I suspect you are having a lot of feelings. You are sad. You are anticipating the grief of losing your son, and anticipating the harder times that will come soon, when he is unable to care for himself or communicate with you. You might be feeling helpless, longing to be able to help him more than you can. And you might even be feeling angry — at the illness, at fate, etc. Sorry for him, sorry for yourself… there is bound to be a lot.
What can we do when we have a lot of feelings?
I’d suggest you take some quiet time for yourself, and say hello to your feelings one by one. Maybe you can take a piece of paper and write them down, or draw them. Be gentle to yourself, and gentle to each feeling that you find. You can treat each feeling as something precious inside you, something that makes sense. You can say to each one: “No wonder you feel that way.”

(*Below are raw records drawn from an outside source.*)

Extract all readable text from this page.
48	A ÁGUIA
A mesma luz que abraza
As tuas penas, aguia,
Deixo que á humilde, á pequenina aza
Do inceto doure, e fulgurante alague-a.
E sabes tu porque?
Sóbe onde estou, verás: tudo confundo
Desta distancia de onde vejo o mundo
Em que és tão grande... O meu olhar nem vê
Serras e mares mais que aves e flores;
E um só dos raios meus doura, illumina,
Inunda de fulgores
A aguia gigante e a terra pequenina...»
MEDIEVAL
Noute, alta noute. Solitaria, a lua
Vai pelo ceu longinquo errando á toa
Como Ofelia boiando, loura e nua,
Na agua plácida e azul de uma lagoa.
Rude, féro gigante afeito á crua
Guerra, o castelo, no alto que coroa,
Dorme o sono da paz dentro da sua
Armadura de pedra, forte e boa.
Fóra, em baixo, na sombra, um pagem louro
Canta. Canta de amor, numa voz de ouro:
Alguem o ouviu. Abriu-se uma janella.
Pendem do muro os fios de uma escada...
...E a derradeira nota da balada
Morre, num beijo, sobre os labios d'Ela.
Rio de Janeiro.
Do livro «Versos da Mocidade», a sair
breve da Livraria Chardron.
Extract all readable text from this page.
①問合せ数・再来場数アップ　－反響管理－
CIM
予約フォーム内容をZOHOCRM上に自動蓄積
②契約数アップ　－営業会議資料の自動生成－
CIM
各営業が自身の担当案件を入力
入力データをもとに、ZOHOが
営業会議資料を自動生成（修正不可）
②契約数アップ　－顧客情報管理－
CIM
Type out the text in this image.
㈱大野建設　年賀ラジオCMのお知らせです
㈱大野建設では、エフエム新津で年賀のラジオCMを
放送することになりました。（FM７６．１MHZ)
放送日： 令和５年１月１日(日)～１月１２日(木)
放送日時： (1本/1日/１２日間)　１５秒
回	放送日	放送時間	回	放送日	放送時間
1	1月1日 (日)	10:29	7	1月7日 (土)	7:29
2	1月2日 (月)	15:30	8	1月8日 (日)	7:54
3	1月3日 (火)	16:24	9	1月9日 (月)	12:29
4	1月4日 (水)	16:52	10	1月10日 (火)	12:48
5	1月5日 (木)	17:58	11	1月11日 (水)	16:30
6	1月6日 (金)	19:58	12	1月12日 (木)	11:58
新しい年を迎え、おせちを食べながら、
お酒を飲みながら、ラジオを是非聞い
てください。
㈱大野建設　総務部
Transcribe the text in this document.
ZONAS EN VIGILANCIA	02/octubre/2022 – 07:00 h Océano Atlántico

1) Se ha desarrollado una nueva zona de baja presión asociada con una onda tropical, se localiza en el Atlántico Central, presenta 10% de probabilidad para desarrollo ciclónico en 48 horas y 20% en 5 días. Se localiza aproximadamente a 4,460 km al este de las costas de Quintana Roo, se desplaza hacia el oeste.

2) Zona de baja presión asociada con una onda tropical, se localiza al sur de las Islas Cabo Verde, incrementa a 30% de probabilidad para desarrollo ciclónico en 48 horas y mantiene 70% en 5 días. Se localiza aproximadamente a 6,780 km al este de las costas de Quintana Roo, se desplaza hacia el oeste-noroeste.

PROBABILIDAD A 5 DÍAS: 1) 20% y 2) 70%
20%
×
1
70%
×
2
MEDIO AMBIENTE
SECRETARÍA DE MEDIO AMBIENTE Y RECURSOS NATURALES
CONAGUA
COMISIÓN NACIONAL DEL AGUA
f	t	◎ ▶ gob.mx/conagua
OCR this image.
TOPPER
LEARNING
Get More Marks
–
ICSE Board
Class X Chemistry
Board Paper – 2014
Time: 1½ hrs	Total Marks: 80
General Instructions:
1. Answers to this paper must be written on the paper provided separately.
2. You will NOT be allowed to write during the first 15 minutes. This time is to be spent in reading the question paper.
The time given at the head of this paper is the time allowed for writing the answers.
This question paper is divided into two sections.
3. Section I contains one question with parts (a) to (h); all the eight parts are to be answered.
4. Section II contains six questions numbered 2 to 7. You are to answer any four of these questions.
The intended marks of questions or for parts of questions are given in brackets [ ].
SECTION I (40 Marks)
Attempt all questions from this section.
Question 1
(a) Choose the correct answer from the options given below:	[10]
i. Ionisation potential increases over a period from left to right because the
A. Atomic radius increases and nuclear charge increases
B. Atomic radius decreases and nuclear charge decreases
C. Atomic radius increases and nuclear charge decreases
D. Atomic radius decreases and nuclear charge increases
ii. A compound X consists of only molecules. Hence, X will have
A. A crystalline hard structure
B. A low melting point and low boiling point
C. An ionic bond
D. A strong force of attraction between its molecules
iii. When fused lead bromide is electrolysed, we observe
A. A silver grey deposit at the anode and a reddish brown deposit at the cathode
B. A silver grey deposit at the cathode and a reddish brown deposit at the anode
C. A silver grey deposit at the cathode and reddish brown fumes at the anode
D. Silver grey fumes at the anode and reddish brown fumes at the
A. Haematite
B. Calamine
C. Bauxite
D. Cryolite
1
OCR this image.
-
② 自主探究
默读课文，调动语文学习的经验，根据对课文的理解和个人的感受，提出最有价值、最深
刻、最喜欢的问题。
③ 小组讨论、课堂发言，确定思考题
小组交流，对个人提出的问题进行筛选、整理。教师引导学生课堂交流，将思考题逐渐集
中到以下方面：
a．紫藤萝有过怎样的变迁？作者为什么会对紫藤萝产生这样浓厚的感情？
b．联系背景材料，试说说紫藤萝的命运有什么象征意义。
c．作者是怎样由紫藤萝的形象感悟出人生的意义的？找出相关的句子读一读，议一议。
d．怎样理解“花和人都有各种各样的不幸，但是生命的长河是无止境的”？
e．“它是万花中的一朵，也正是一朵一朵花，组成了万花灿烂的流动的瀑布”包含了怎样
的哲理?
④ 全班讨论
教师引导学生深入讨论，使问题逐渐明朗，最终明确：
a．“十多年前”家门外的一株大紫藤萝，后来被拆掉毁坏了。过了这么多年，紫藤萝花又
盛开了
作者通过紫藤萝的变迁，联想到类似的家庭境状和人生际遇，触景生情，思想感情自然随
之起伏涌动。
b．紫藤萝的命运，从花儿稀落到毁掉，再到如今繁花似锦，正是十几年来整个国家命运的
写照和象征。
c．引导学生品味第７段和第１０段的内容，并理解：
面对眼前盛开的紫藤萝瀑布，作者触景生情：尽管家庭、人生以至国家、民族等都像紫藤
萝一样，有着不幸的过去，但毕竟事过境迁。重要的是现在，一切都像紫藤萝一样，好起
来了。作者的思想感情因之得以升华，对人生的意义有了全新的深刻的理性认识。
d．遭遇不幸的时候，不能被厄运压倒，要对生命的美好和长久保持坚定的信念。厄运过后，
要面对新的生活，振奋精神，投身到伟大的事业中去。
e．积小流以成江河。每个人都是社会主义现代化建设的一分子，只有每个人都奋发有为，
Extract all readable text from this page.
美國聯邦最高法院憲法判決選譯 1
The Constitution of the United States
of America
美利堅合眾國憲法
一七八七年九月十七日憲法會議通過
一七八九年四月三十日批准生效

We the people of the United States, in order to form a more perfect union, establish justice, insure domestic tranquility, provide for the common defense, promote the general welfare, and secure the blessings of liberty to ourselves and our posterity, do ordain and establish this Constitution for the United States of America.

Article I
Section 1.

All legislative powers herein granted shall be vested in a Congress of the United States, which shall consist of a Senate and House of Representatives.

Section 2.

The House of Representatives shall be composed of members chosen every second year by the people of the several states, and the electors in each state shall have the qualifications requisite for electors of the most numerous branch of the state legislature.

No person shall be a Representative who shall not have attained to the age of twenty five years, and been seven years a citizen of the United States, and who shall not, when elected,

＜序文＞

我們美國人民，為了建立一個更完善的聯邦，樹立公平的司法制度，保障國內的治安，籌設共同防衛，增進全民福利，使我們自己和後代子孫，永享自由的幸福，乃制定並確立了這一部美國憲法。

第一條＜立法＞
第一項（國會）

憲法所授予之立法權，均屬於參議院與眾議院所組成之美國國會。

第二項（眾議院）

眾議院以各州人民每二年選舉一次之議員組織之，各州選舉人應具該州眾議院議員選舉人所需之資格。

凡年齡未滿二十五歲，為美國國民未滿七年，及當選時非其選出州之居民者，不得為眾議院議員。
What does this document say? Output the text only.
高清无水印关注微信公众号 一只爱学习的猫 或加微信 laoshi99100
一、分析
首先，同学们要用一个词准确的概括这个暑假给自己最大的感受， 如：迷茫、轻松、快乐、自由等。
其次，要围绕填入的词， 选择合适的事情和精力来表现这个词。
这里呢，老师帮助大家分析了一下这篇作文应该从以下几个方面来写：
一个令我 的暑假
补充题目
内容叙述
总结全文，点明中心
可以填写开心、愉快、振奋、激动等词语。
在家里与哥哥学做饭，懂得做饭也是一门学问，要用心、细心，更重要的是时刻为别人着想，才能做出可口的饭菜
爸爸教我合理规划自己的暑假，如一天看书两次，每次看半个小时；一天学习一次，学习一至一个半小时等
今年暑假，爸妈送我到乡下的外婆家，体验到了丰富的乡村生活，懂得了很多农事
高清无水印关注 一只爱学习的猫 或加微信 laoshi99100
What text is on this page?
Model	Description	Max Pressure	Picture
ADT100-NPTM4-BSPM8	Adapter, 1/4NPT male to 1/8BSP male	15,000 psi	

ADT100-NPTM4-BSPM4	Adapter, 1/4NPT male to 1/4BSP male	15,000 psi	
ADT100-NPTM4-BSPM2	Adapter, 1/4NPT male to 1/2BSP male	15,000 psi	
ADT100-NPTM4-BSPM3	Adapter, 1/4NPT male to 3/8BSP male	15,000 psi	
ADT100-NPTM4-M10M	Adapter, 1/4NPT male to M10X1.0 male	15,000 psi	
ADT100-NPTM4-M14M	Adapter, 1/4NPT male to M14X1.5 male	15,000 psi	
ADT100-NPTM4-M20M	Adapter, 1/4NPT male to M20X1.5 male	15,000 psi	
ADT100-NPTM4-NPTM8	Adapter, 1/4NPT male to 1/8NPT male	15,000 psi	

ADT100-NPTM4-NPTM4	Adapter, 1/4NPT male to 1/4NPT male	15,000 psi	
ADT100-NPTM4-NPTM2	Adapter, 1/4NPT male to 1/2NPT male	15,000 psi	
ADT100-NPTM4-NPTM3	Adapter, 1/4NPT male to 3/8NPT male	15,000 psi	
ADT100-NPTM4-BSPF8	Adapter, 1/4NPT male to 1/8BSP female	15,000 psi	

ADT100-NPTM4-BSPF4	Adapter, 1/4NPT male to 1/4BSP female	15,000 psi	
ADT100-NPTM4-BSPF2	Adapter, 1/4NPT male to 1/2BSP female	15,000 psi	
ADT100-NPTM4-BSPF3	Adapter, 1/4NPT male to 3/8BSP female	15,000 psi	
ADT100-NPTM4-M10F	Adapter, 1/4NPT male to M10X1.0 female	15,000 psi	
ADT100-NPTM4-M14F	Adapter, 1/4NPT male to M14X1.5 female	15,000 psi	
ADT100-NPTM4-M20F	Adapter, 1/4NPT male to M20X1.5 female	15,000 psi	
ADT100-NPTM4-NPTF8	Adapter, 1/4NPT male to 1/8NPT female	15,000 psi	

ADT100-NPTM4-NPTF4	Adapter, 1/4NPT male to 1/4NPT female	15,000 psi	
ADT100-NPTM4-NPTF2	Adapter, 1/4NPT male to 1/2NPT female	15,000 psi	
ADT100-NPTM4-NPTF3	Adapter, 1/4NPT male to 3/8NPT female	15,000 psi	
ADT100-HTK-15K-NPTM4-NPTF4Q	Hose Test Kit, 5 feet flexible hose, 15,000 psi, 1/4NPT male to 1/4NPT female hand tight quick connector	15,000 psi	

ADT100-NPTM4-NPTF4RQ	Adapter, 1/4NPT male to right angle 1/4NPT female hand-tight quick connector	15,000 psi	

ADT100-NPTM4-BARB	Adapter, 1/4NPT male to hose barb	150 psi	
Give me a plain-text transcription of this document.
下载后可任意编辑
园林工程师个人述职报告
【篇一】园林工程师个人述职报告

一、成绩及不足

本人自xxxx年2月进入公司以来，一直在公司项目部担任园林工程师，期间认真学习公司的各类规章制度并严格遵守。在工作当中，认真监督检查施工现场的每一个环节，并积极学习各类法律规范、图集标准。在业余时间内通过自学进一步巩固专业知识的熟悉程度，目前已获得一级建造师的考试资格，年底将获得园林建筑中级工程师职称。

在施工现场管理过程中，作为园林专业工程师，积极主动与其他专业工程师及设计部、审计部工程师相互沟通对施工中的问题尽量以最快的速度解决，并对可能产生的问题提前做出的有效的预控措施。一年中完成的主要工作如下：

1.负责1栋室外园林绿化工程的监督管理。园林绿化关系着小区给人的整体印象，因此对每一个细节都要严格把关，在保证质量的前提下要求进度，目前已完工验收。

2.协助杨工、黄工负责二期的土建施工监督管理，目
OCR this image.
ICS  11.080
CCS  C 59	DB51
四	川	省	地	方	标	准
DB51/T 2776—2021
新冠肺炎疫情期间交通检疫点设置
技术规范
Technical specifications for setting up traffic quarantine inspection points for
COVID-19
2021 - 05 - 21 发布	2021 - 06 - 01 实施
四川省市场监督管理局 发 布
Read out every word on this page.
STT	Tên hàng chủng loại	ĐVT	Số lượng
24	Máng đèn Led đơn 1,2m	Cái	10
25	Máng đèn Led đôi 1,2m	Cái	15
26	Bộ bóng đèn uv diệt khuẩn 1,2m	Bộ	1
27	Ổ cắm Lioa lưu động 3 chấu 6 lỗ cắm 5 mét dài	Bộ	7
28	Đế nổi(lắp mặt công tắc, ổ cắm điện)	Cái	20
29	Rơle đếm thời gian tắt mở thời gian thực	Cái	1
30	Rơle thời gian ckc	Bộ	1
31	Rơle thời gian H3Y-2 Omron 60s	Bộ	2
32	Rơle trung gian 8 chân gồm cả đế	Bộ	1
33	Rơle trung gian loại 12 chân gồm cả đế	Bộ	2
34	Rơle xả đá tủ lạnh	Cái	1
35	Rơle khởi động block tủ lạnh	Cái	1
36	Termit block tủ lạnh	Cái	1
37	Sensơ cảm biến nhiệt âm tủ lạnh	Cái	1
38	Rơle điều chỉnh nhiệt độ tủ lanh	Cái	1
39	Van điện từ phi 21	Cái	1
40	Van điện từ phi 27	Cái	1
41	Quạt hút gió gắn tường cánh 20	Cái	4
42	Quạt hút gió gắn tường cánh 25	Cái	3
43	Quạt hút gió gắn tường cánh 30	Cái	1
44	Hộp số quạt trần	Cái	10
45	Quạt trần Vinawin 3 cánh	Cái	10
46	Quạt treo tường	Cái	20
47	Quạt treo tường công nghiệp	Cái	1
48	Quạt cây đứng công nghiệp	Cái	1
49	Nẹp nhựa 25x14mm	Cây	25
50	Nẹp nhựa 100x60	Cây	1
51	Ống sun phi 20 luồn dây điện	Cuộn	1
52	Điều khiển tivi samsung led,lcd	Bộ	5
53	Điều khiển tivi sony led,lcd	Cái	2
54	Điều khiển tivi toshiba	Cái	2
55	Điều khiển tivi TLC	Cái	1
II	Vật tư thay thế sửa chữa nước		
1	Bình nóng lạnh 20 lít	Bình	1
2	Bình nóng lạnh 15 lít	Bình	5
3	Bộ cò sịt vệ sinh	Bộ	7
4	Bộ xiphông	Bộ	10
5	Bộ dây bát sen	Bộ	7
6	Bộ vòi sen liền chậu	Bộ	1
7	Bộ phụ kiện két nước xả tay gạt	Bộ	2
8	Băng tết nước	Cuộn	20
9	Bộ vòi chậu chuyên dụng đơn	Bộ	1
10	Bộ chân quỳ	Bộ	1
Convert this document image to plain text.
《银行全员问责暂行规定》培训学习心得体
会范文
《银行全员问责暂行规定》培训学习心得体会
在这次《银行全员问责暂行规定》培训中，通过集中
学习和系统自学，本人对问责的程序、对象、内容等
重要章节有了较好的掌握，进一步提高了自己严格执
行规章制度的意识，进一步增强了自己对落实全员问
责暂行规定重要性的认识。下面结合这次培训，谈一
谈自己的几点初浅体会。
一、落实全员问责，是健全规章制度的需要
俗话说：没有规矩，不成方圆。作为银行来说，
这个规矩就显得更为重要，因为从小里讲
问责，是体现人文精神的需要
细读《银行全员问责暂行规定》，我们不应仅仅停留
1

This much I know: It doesn’t work to try to not feel what we feel.
So say Hello to each feeling, and let it know it has a place in you. You have room for them all.
After you acknowledge them all, you can let one of them come forward, and let it tell you more about itself. “Something in me is feeling so sad because…” And then let it know you hear it.
And what about your son’s feelings? If you’ve made room for your own feelings, it will be easier for you to make room for his as well. His feelings also make sense, and they also need to be heard.
Maybe you’ll say, “I know this is really hard for you, my dear. Of course. And I’m here with you.”